2018 in Review

This was a hell of a year for my wife and I! Chloe and I started a new adventure in Virginia: buying a house, starting a tenure track position in Mechanical & Aerospace Engineering at the University of Virginia, going back to substitute teaching, and beginning a DMA in Music Education through Boston University! This post is a look back at what I wrote on the blog in 2018 as well as a reflection on my own learning and experiences over the year.

Teaching in Iowa

As I wrapped up my final year teaching in Ankeny, I wrote a lot about changes I thought our vertical team could make. One such change was implementing a Multi-Tiered System of Supports, trying to answer the question, how can we spend more time with students who need remediation or support? Because the K-12 music staff will be going through curriculum review in the 2018-2019 school year I wrote two posts about standards (April 25 and April 29) where I unpack what I would like to see for standards. During this year, I also implemented a flex band piece into each concert cycle to provide students the opportunity to develop their own small ensembles. I also attended the 2018 Iowa Bandmasters Association Conference and reflected on some reading and thinking I was doing at the end of the school year.

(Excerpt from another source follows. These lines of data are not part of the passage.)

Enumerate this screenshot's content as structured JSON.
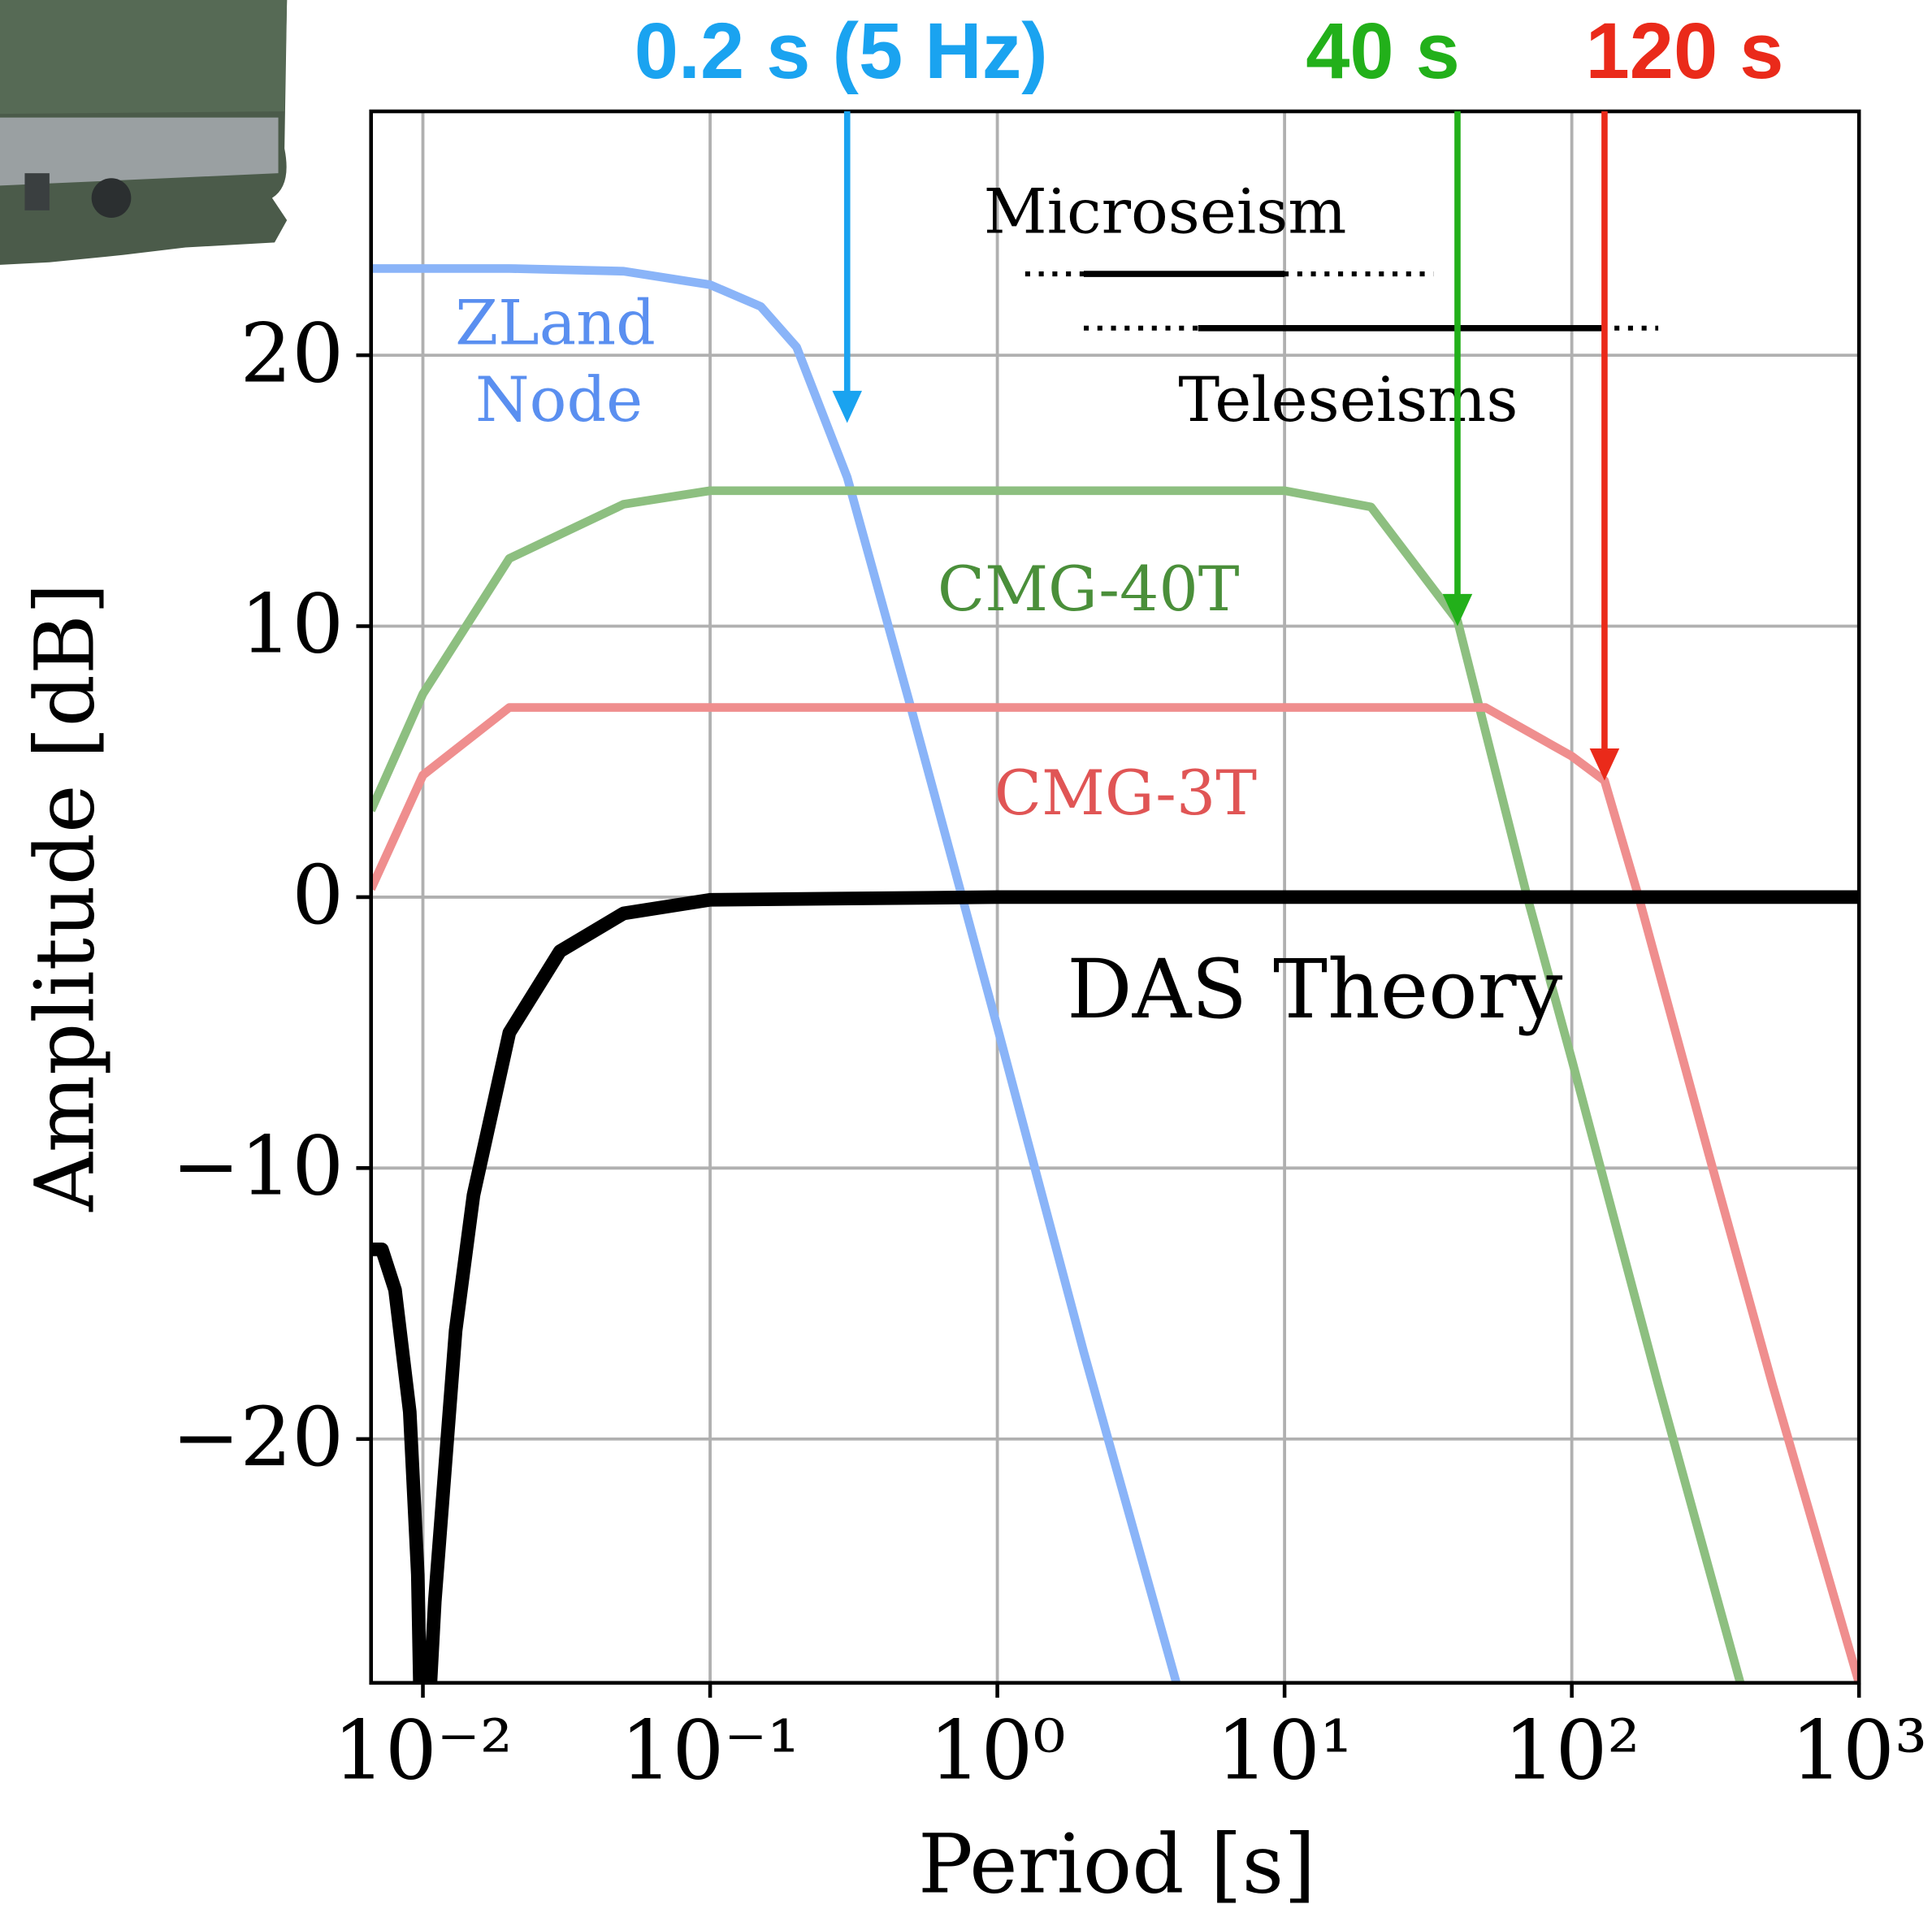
{
  "chart_data": {
    "type": "line",
    "xlabel": "Period [s]",
    "ylabel": "Amplitude [dB]",
    "xscale": "log",
    "grid": true,
    "xlim": [
      0.0066,
      1000
    ],
    "ylim": [
      -29,
      29
    ],
    "xticks": [
      {
        "value": 0.01,
        "label": "10⁻²"
      },
      {
        "value": 0.1,
        "label": "10⁻¹"
      },
      {
        "value": 1,
        "label": "10⁰"
      },
      {
        "value": 10,
        "label": "10¹"
      },
      {
        "value": 100,
        "label": "10²"
      },
      {
        "value": 1000,
        "label": "10³"
      }
    ],
    "yticks": [
      {
        "value": -20,
        "label": "−20"
      },
      {
        "value": -10,
        "label": "−10"
      },
      0,
      10,
      20
    ],
    "series": [
      {
        "name": [
          "ZLand",
          "Node"
        ],
        "color": "#8ab4f8",
        "x": [
          0.0066,
          0.02,
          0.05,
          0.1,
          0.15,
          0.2,
          0.3,
          0.5,
          1,
          2,
          4.2
        ],
        "values": [
          23.2,
          23.2,
          23.1,
          22.6,
          21.8,
          20.3,
          15.5,
          7.0,
          -4.8,
          -16.8,
          -29
        ]
      },
      {
        "name": "CMG-40T",
        "color": "#8dbf80",
        "x": [
          0.0066,
          0.01,
          0.02,
          0.05,
          0.1,
          10,
          20,
          40,
          70,
          100,
          200,
          386
        ],
        "values": [
          3.2,
          7.5,
          12.5,
          14.5,
          15,
          15,
          14.4,
          10.2,
          0,
          -6,
          -18,
          -29
        ]
      },
      {
        "name": "CMG-3T",
        "color": "#ef8e8e",
        "x": [
          0.0066,
          0.01,
          0.02,
          0.05,
          50,
          100,
          130,
          171,
          300,
          500,
          1000
        ],
        "values": [
          0.3,
          4.5,
          7,
          7,
          7,
          5.2,
          4.3,
          0,
          -9.5,
          -18,
          -29
        ]
      },
      {
        "name": "DAS Theory",
        "color": "#000000",
        "x": [
          0.0066,
          0.0072,
          0.008,
          0.009,
          0.0096,
          0.01,
          0.0105,
          0.011,
          0.013,
          0.015,
          0.02,
          0.03,
          0.05,
          0.1,
          1,
          1000
        ],
        "values": [
          -13,
          -13,
          -14.5,
          -19,
          -25,
          -35,
          -30,
          -26,
          -16,
          -11,
          -5,
          -2,
          -0.6,
          -0.1,
          0,
          0
        ]
      }
    ],
    "annotations": [
      {
        "text": "0.2 s (5 Hz)",
        "color": "#1aa3f0",
        "x": 0.3,
        "y": 17.5
      },
      {
        "text": "40 s",
        "color": "#22b01a",
        "x": 40,
        "y": 10
      },
      {
        "text": "120 s",
        "color": "#ea2a1a",
        "x": 130,
        "y": 4.3
      }
    ],
    "bands": [
      {
        "name": "Microseism",
        "dotted": [
          1.25,
          33
        ],
        "solid": [
          2,
          10
        ],
        "y": 23
      },
      {
        "name": "Teleseisms",
        "dotted": [
          2,
          200
        ],
        "solid": [
          5,
          127
        ],
        "y": 21
      }
    ]
  }
}
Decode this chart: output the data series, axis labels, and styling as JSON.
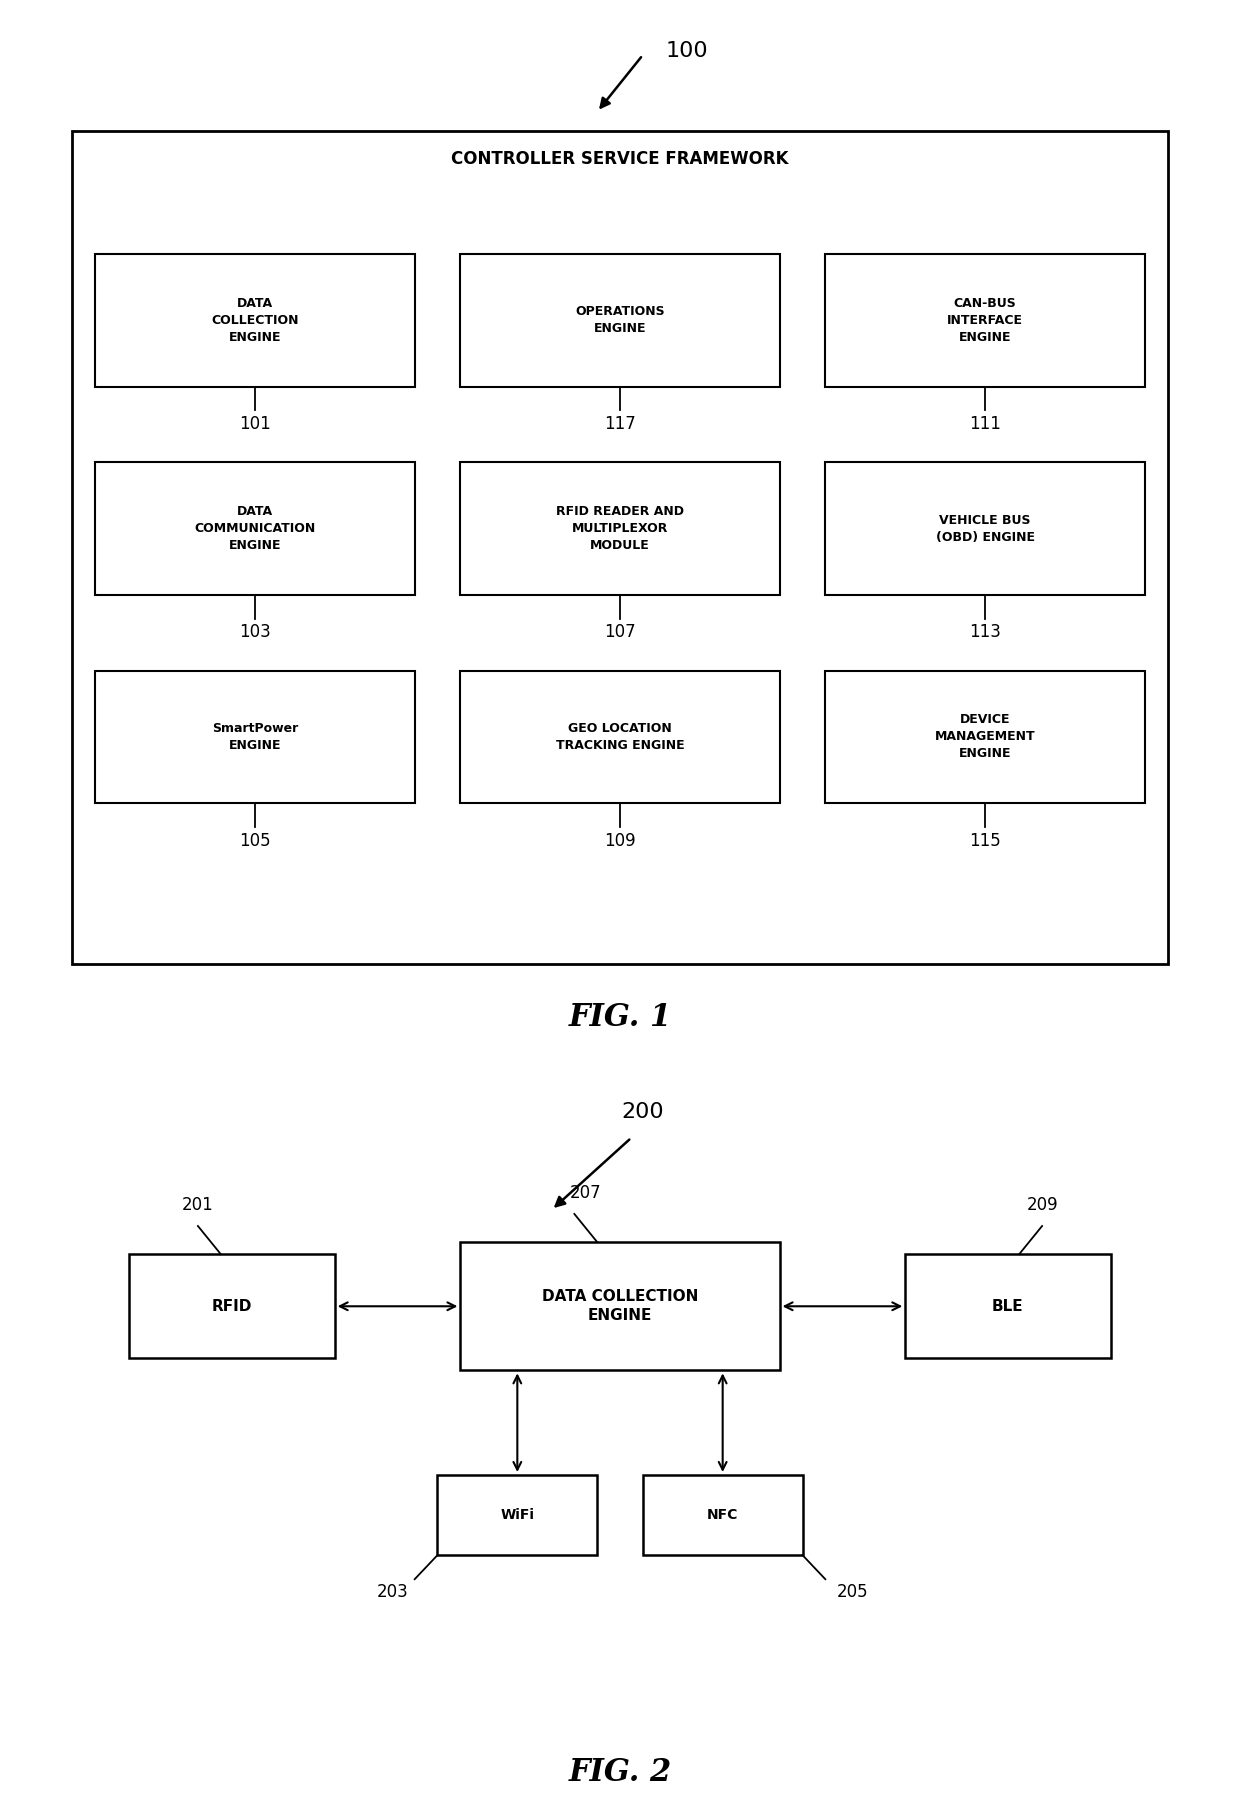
{
  "bg_color": "#ffffff",
  "box_color": "#ffffff",
  "box_edge_color": "#000000",
  "text_color": "#000000",
  "fig1": {
    "ref_label": "100",
    "framework_label": "CONTROLLER SERVICE FRAMEWORK",
    "fig_label": "FIG. 1",
    "boxes": [
      {
        "label": "DATA\nCOLLECTION\nENGINE",
        "num": "101",
        "col": 0,
        "row": 0
      },
      {
        "label": "OPERATIONS\nENGINE",
        "num": "117",
        "col": 1,
        "row": 0
      },
      {
        "label": "CAN-BUS\nINTERFACE\nENGINE",
        "num": "111",
        "col": 2,
        "row": 0
      },
      {
        "label": "DATA\nCOMMUNICATION\nENGINE",
        "num": "103",
        "col": 0,
        "row": 1
      },
      {
        "label": "RFID READER AND\nMULTIPLEXOR\nMODULE",
        "num": "107",
        "col": 1,
        "row": 1
      },
      {
        "label": "VEHICLE BUS\n(OBD) ENGINE",
        "num": "113",
        "col": 2,
        "row": 1
      },
      {
        "label": "SmartPower\nENGINE",
        "num": "105",
        "col": 0,
        "row": 2
      },
      {
        "label": "GEO LOCATION\nTRACKING ENGINE",
        "num": "109",
        "col": 1,
        "row": 2
      },
      {
        "label": "DEVICE\nMANAGEMENT\nENGINE",
        "num": "115",
        "col": 2,
        "row": 2
      }
    ]
  },
  "fig2": {
    "ref_label": "200",
    "fig_label": "FIG. 2",
    "center_box": {
      "label": "DATA COLLECTION\nENGINE",
      "num": "207"
    },
    "left_box": {
      "label": "RFID",
      "num": "201"
    },
    "right_box": {
      "label": "BLE",
      "num": "209"
    },
    "bottom_left_box": {
      "label": "WiFi",
      "num": "203"
    },
    "bottom_right_box": {
      "label": "NFC",
      "num": "205"
    }
  }
}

Foundations of Music Education I: Philosophy & History

As we began our adventure in Virginia, I wrote about missing the first day of school and some of our joys of home ownership: a leak leading us to rip up most of our first floor! My doctoral program started with Foundations of Music Education I: Philosophy and History on September 4, and followed a weekly schedule with three papers spread in between. Each week involved assigned readings and discussion board responses. Four weeks also involved Live Classroom discussions.

There was a week at the end of October between my first and second class where I read a new book, Timeless Learning: How Imagination, Observation, and Zero-Based Thinking Change Schools. This book was a monumental change for me, my learning, and my beliefs one education. Put in the context of completing my philosophy & history class and conversations with progressive educators, I have shifted a great deal in how I think schools should function.

Introduction to Music Education Research

My second course in my doctoral program was Introduction to Music Education Research. It was structured quite differently than Philosophy & History. Instead of having a progression of weekly readings and discussions, the course was divided into larger units that incorporated readings, larger projects, and weekly live classrooms.

Throughout the last few weeks of the year, I also shared some thoughts on Apple in light of all the products they released in 2018. I also reflected on attending my first Virginia Music Educators Association Professional Development Conference. While writing the research proposal for Unit 2 of the Music Education Research class, I began looking for a note taking application that could help me take and organize notes, eventually settling on the macOS/iOS app, Agenda.

Looking Forward to 2019

In my doctoral program, I will be taking Foundations of Music Education II: Sociology & Psychology, Community Music Perspectives, American Music, Analytical Techniques, and Problems, Theories, and Literature: Making a Contribution to the Field. We will be doing some updates to our house including painting, a new patio, and new windows. We want to go to Italy this summer, and we have already started looking into getting a dog! I am interested in learning more about progressive education and maker-centered learning—especially observing and learning from the educators in Albemarle County. We are definitely looking forward to 2019!


Burton Hable

Burton Hable is an instrumental music educator from Central Iowa. In 2013 he helped open Centennial High School in Ankeny, the first time in forty years that a school district in Iowa expanded to two high schools. He served there through 2018 as Assistant Director of Bands: conducting the 10th Grade Symphonic Band, directing the varsity Jazz Collective, co-directing the Centennial Marching and Pep Bands, teaching music theory, and providing individual and small group lessons to brass students in grades 6-12 at Prairie Ridge Middle School, Northview Middle School, and Centennial High School. During his tenure in Ankeny, enrollment in band grew from 450 to nearly 700, the jazz program expanded from four to seven ensembles, and ensembles under his direction were invited to perform at Iowa State University, Harper College, and the Veterans Day Parade in New York City.